Dans la nouvelle classification des céphalées de 20044 les céphalées
cervicogènes sont regroupées dans deux groupes : le cinquième et le onzième.
Physiopathologie des céphalées cervicogéniques
Plusieurs facteurs expliquent la pathophysiologie des céphalées d'origine
cervicale. La nuque contient des nocicepteurs au niveau des articulations, des
ligaments, du périoste du rachis, des muscles cervicaux, des artères, de la duremère médullaire, des jonctions entre l'atlas et l'axis et entre l'atlas et l'occiput et
de l'anneau fibreux des disques intervertébraux. Les influx nociceptifs provenant
de ces structures sont véhiculés par les racines et les nerfs rachidiens ; la
convergence des influx nerveux des trois premières racines cervicales se fait sur
le noyau spinal du trijumeau qui descend jusqu'au niveau C2-C4 de la moelle
épinière. Cette voie afférente rend compte de la possibilité de survenue de
céphalées lors de certaines pathologies de la région cervicale.5 Une étude
expérimentale 6 a pu établir que les stimulations appliquées aux racines
sensitives cervicales déclenchent des potentiels évoqués dans les structures
trigéminées centrales.
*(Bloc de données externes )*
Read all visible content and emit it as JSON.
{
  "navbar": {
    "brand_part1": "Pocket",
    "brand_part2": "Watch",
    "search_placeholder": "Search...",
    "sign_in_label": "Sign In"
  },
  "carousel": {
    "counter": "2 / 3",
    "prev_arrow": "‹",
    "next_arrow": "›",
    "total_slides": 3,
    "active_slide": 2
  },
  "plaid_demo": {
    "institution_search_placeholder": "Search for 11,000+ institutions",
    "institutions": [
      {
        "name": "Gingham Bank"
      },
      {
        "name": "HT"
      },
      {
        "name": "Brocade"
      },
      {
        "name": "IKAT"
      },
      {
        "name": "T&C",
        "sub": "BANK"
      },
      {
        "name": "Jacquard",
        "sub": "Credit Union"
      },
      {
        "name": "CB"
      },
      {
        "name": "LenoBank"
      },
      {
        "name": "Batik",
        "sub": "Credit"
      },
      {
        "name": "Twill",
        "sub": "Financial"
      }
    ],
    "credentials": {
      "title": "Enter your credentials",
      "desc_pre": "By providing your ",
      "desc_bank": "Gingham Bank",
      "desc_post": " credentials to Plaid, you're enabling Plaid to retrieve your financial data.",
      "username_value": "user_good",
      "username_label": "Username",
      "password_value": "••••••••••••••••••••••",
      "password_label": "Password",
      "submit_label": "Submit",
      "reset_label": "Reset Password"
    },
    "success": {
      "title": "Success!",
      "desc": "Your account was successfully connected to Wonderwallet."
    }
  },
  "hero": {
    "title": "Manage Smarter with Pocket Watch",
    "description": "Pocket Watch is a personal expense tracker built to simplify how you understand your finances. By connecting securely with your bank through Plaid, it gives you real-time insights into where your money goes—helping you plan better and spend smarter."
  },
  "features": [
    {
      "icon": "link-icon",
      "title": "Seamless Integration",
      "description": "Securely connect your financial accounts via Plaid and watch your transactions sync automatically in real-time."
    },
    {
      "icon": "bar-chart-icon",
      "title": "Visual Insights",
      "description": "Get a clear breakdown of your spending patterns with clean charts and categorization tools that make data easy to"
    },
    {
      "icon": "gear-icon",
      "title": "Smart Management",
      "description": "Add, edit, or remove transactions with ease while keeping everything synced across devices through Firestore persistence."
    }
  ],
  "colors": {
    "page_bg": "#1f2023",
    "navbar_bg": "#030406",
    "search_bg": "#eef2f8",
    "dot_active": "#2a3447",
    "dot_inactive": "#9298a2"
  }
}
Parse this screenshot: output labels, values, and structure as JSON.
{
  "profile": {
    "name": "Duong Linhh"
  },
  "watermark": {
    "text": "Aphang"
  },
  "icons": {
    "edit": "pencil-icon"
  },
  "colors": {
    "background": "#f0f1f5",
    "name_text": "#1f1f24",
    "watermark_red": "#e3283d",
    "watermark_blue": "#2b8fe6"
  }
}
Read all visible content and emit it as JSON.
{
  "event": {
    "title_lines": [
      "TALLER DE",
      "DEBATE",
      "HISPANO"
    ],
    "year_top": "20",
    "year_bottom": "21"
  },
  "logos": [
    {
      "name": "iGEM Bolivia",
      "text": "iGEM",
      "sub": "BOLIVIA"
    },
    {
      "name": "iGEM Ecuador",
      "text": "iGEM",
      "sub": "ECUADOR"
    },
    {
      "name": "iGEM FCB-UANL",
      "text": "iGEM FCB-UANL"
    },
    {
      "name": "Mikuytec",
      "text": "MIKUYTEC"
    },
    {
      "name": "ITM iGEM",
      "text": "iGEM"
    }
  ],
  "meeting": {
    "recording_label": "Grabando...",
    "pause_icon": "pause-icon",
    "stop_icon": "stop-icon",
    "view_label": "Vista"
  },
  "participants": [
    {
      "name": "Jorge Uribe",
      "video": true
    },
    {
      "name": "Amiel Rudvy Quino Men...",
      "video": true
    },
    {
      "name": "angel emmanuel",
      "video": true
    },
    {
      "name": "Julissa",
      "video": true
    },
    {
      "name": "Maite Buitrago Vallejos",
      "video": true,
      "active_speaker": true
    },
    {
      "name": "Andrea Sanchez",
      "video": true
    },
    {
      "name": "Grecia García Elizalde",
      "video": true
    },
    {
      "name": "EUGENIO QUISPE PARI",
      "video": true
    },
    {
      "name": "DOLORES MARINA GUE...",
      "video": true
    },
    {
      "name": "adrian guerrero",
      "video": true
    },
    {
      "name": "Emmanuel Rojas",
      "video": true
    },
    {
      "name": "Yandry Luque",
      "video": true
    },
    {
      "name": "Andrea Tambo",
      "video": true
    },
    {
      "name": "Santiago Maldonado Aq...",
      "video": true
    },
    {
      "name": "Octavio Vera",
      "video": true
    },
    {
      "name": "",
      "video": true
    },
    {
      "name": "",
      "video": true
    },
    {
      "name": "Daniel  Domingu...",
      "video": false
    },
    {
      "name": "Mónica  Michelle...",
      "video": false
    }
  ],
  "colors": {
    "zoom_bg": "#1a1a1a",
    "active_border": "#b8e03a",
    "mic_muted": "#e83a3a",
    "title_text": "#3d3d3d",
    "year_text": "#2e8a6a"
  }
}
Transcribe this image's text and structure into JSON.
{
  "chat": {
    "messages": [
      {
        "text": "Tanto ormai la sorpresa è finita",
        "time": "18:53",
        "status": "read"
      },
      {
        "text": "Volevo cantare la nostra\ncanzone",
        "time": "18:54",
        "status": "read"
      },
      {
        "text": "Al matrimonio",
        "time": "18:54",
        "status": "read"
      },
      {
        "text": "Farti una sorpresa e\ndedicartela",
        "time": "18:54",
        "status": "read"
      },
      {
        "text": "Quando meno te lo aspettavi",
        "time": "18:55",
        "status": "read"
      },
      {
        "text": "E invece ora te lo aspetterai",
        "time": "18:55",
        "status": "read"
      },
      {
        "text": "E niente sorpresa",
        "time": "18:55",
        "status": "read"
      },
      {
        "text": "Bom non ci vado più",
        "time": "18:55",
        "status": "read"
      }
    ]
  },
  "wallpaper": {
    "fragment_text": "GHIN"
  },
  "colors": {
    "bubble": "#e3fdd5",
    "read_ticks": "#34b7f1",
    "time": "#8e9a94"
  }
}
Il existe aussi des anastomoses entre les branches
tentorielles de la branche ophtalmique du nerf trijumeau et les branches
postérieures de C1. La stimulation de ces voies déclenche une douleur référée à
la région orbito-frontale du vertex.7
Critères pour le diagnostic d'une céphalée d'origine cervicale
Les critères diagnostiques qui permettent d'identifier l'origine cervicale d'une
céphalée font encore l'objet de controverses.
Selon les critères de Sjastaad et coll.8 on peut retenir les données anamnestiques
suivantes :
Unilatéralité ou bilatéralité de la douleur ressentie dans la nuque et la région
occipitale, qui peut irradier vers la région frontale et orbitaire, les tempes et le
vertex.
Déclenchement lors du maintien de certaines postures cervicales.
Céphalées non fréquentes, sans crises rapprochées, souvent d'une certaine
durée.
Accentuation de la douleur par la toux, l'éternuement et l'effort.
Soulagement de la douleur par un bloc anesthésique de C2 ou du grand nerf
occipital.
Cette description est toutefois dénuée de spécificité et ne permet pas de
distinguer la céphalée d'origine cervicogène d'une céphalée primaire, voire d'une
migraine ou d'une céphalée de type tensionnel.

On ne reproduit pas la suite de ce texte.